“Oh I shall be awfully proud.”

“I shall speak of you personally—I shall say you’re the prettiest girl that has ever come over.”

“You may say what you like,” Francie returned. “It will be immense fun to be in the newspapers. Come for me at this hour day after to-morrow.”

“You’re too kind,” said George Flack, taking up his hat. He smoothed it down a moment with his glove; then he said: “I wonder if you’ll mind our going alone?”

“Alone?”

“I mean just you and me.”

“Oh don’t you be afraid! Father and Delia have seen it about thirty times.”

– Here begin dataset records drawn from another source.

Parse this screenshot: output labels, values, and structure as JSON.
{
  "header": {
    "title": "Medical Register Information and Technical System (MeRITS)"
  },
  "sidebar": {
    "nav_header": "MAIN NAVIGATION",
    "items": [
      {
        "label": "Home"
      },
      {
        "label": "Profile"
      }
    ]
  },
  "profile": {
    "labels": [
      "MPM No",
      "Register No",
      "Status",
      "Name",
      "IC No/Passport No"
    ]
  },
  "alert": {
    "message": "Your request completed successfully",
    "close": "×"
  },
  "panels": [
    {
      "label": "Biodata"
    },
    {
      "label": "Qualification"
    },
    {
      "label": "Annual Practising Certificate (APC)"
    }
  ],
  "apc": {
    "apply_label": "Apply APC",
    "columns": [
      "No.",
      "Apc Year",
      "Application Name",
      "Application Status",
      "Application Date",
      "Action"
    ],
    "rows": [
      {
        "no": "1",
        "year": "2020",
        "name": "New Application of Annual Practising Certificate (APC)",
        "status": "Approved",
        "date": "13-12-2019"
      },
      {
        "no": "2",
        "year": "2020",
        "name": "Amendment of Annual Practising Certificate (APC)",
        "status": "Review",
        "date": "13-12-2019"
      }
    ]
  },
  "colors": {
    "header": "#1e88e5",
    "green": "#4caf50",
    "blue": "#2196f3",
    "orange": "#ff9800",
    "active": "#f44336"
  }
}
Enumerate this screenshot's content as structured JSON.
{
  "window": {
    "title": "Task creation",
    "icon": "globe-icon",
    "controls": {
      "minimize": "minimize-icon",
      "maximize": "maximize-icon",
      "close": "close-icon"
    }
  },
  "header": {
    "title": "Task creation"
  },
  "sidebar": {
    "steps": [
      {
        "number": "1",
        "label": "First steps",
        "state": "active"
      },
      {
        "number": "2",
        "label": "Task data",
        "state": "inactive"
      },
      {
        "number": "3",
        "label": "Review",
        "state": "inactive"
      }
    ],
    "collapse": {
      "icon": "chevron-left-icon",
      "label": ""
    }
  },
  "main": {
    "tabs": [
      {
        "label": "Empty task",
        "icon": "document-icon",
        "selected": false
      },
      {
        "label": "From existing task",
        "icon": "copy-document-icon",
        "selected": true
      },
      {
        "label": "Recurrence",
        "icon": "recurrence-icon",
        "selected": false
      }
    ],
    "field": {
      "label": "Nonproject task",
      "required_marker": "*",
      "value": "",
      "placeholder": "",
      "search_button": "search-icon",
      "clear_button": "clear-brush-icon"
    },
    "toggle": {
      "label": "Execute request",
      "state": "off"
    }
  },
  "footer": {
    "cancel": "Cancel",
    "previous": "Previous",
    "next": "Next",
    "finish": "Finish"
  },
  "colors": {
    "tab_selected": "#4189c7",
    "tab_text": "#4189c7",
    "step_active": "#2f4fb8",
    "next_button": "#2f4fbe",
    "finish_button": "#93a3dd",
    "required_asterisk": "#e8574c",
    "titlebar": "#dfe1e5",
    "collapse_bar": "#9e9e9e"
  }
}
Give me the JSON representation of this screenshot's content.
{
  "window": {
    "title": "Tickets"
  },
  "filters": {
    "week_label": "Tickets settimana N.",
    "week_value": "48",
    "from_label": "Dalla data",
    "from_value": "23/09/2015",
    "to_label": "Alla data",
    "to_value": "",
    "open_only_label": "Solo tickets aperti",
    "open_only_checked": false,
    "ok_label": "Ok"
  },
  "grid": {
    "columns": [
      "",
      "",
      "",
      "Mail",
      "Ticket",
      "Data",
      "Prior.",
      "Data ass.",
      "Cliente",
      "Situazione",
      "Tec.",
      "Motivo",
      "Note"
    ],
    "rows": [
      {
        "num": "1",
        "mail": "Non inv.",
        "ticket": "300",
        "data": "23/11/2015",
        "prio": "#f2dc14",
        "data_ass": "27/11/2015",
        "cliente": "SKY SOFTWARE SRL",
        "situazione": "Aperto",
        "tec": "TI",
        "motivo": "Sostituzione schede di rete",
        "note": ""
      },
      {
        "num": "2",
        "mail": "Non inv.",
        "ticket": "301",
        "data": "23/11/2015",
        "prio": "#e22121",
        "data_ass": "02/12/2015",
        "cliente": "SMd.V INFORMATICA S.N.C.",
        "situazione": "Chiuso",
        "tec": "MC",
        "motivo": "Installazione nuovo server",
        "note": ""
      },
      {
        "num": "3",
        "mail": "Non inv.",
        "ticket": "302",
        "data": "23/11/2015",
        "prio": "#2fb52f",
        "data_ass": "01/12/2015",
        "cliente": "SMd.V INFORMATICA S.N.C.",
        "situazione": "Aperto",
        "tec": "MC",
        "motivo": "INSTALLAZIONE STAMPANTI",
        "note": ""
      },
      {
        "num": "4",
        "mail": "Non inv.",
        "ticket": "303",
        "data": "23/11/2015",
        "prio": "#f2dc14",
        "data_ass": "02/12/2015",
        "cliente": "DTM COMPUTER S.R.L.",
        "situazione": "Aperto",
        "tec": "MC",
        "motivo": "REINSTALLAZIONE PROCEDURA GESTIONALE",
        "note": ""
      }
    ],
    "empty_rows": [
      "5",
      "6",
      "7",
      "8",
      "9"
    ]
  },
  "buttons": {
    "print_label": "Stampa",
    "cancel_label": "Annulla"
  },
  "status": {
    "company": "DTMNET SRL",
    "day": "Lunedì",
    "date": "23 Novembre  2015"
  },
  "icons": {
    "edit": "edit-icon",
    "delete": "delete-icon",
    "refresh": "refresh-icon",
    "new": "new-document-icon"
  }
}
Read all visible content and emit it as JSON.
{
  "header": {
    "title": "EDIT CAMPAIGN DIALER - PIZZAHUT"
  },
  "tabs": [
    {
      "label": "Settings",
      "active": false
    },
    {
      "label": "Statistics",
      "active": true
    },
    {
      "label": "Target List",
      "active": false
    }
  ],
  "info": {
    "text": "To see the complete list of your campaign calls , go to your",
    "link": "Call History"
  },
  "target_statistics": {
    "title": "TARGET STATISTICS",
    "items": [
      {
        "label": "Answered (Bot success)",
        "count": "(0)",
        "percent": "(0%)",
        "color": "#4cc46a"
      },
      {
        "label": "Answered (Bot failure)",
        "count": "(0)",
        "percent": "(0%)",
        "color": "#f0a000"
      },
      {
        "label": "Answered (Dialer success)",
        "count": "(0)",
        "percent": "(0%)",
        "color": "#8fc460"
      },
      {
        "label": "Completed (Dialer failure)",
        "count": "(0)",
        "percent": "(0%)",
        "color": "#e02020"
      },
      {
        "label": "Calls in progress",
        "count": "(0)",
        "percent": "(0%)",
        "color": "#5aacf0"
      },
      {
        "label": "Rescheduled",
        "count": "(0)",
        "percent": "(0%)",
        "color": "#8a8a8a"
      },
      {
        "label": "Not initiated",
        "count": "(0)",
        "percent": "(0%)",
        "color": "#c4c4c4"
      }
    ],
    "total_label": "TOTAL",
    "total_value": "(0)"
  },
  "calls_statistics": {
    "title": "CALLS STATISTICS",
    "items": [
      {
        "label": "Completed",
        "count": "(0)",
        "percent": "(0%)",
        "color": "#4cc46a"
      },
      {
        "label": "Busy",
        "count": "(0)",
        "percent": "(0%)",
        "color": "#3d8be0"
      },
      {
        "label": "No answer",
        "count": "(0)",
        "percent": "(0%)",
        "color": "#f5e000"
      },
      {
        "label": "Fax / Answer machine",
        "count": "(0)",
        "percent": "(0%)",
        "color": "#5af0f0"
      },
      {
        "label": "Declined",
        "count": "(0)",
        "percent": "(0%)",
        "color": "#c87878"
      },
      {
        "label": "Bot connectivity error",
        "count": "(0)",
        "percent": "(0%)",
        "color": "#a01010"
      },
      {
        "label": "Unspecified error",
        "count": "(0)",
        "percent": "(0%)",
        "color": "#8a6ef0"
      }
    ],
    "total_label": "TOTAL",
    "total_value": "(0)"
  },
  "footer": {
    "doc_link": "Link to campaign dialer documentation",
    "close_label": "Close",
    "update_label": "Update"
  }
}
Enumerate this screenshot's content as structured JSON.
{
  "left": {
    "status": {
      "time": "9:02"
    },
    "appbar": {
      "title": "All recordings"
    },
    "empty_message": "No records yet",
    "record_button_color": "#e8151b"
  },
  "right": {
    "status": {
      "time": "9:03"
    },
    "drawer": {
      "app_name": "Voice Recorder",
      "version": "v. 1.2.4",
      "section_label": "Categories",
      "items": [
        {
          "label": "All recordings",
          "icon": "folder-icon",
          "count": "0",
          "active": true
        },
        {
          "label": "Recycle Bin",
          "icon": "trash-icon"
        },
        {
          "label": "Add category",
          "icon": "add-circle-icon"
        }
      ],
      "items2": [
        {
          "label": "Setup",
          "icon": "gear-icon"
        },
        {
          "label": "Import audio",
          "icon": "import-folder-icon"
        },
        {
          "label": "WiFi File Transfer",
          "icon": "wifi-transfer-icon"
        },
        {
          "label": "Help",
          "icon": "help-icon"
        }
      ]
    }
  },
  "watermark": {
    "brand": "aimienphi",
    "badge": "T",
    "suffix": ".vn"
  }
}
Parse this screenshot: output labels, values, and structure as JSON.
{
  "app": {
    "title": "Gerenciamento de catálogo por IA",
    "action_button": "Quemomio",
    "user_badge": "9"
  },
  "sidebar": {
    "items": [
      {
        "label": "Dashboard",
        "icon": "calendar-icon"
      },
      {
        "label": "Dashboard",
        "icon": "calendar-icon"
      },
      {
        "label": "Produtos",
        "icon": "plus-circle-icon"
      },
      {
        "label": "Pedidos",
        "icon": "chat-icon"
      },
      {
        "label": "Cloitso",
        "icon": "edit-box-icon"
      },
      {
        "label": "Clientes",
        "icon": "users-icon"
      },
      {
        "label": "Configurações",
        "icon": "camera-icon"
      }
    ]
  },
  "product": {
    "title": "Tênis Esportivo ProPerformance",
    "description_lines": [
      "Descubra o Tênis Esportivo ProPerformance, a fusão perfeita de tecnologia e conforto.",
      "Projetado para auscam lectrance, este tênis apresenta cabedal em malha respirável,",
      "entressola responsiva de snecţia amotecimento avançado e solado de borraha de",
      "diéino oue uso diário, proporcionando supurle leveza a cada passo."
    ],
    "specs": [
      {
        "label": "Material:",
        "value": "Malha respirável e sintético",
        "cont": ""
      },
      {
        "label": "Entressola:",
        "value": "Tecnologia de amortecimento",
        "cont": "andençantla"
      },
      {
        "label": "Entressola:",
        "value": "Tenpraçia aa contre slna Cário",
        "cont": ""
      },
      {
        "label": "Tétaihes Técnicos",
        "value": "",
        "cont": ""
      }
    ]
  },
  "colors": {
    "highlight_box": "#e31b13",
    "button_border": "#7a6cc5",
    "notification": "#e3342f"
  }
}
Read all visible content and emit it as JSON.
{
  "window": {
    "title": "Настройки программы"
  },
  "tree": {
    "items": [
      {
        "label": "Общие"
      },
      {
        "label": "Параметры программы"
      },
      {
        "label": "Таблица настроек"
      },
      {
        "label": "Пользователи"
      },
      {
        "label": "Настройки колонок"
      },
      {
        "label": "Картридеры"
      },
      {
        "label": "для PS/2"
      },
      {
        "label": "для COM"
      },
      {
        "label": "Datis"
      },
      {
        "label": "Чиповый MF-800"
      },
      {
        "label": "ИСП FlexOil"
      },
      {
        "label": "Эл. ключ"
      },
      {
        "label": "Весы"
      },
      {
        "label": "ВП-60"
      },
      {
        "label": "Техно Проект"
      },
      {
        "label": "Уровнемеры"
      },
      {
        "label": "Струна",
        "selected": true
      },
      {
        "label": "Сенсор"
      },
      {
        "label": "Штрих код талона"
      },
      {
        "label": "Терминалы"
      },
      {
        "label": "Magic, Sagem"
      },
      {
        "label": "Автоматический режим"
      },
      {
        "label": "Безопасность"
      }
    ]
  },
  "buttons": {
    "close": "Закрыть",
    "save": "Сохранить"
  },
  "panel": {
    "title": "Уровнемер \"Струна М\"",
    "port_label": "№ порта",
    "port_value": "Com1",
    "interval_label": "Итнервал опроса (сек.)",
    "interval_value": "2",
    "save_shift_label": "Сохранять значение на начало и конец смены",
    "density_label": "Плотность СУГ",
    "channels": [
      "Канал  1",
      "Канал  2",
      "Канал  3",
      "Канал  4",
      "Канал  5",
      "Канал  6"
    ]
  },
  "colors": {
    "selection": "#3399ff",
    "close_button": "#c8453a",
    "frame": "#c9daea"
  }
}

“That’ll be first-rate. And it will help me to feel, more than anything else could make me do, that we’re still old friends. I couldn’t bear the end of THAT. I’ll come at 3.15,” Mr. Flack went on, but without even yet taking his departure. He asked two or three questions about the hotel, whether it were as good as last year and there were many people in it and they could keep their rooms warm; then pursued suddenly, on a different plane and scarcely waiting for the girl’s answer: “And now for instance are they very bigoted? That’s one of the things I should like to know.”

“Very bigoted?”

“Ain’t they tremendous Catholics—always talking about the Holy Father; what they call here the throne and the altar? And don’t they want the throne too? I mean Mr. Probert, the old gentleman,” Mr. Flack added. “And those grand ladies and all the rest of them.”